Message: #55097
Ольга Княгиня » 12 Jan 2017, 22:49
Keymaster

Pumping up the inside of the calves

Many ladies are unhappy with the shape of their calves. You can cope with the shortcomings of the shins by starting fitness classes. Use a set of exercises so that your calves become rounded on the inside.

Start from the starting position. You need to stand straight, put your feet at a distance of 5 cm, hands on your belt. Try to transfer your body weight to your toes, and lift your heels high above the floor. Walk two meters around the room. Then you need to stand on your heels, rise on your toes and walk back. While exhaling, lean forward, placing your palms near your feet on the floor. Performing the next exhalation, bend your knees, sit down, trying not to tear your heels off the floor. Lift your tailbone up while inhaling, straighten your legs at the knees. You need to do up to 20 squats to get a feel for how to pump up your inner calves. Performing the movement at a slow pace guarantees an increase in loads on the internal muscles of the legs. Standing on your right leg, bend your left knee, keep your hands on your waist. Exhale as you squat on your right leg. Tailbone try to lower low to the floor. Stay for 10 minutes in this position. Straighten your right leg while inhaling until the knee is fully extended. Transfer the weight of the body to the left leg, bend the right leg at the knee, lifting it above the floor. Repeat the exercise 3 times on each leg. Sit with the ball on the floor, bend your knees and put the ball there. Lean back a little, lifting your legs up and focusing on your forearms. Press down on the ball with your knees while exhaling. Hold this position for 10 seconds. Relax your muscles as you inhale. Repeat up to 18 exercises in one set.

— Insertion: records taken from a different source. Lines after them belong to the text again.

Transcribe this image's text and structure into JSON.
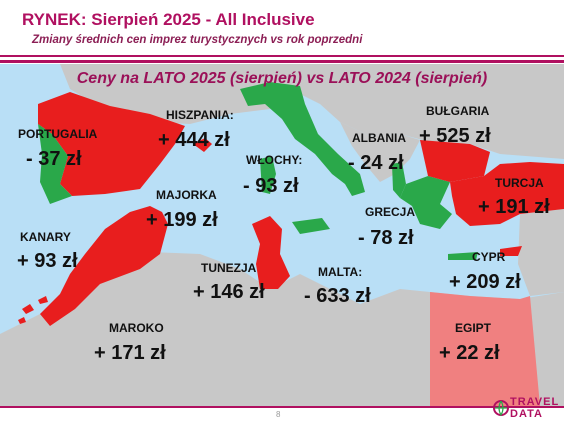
{
  "header": {
    "title": "RYNEK: Sierpień 2025 - All Inclusive",
    "subtitle": "Zmiany średnich cen imprez turystycznych vs rok poprzedni"
  },
  "map": {
    "title": "Ceny na LATO 2025 (sierpień) vs  LATO 2024 (sierpień)",
    "colors": {
      "sea": "#b9dff6",
      "land": "#c8c8c8",
      "increase": "#e81e1e",
      "decrease": "#2aa84a",
      "small_increase": "#f08080"
    },
    "countries": [
      {
        "name": "PORTUGALIA",
        "value": "- 37 zł",
        "trend": "decrease"
      },
      {
        "name": "HISZPANIA:",
        "value": "+ 444 zł",
        "trend": "increase"
      },
      {
        "name": "WŁOCHY:",
        "value": "- 93 zł",
        "trend": "decrease"
      },
      {
        "name": "ALBANIA",
        "value": "- 24 zł",
        "trend": "decrease"
      },
      {
        "name": "BUŁGARIA",
        "value": "+ 525 zł",
        "trend": "increase"
      },
      {
        "name": "TURCJA",
        "value": "+ 191 zł",
        "trend": "increase"
      },
      {
        "name": "MAJORKA",
        "value": "+ 199 zł",
        "trend": "increase"
      },
      {
        "name": "GRECJA",
        "value": "- 78 zł",
        "trend": "decrease"
      },
      {
        "name": "KANARY",
        "value": "+ 93 zł",
        "trend": "increase"
      },
      {
        "name": "TUNEZJA",
        "value": "+ 146 zł",
        "trend": "increase"
      },
      {
        "name": "MALTA:",
        "value": "- 633 zł",
        "trend": "decrease"
      },
      {
        "name": "CYPR",
        "value": "+ 209 zł",
        "trend": "increase"
      },
      {
        "name": "MAROKO",
        "value": "+ 171 zł",
        "trend": "increase"
      },
      {
        "name": "EGIPT",
        "value": "+ 22 zł",
        "trend": "increase"
      }
    ]
  },
  "footer": {
    "page_number": "8",
    "logo_line1": "TRAVEL",
    "logo_line2": "DATA"
  }
}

How to pump up the inside of the calves is not an idle question. By performing the “donkey lifts” exercise, you can really get closer to the goal and acquire a beautiful relief of the inner part of the calves. Put your toes on any low stand and lean forward, leaning on a horizontal surface. Lower the heels first, and then rise, waiting for the muscles to fully contract.

Do exercises twice a week for several approaches, trying to change the position of the feet. In this case, the load on different parts of the lower leg changes.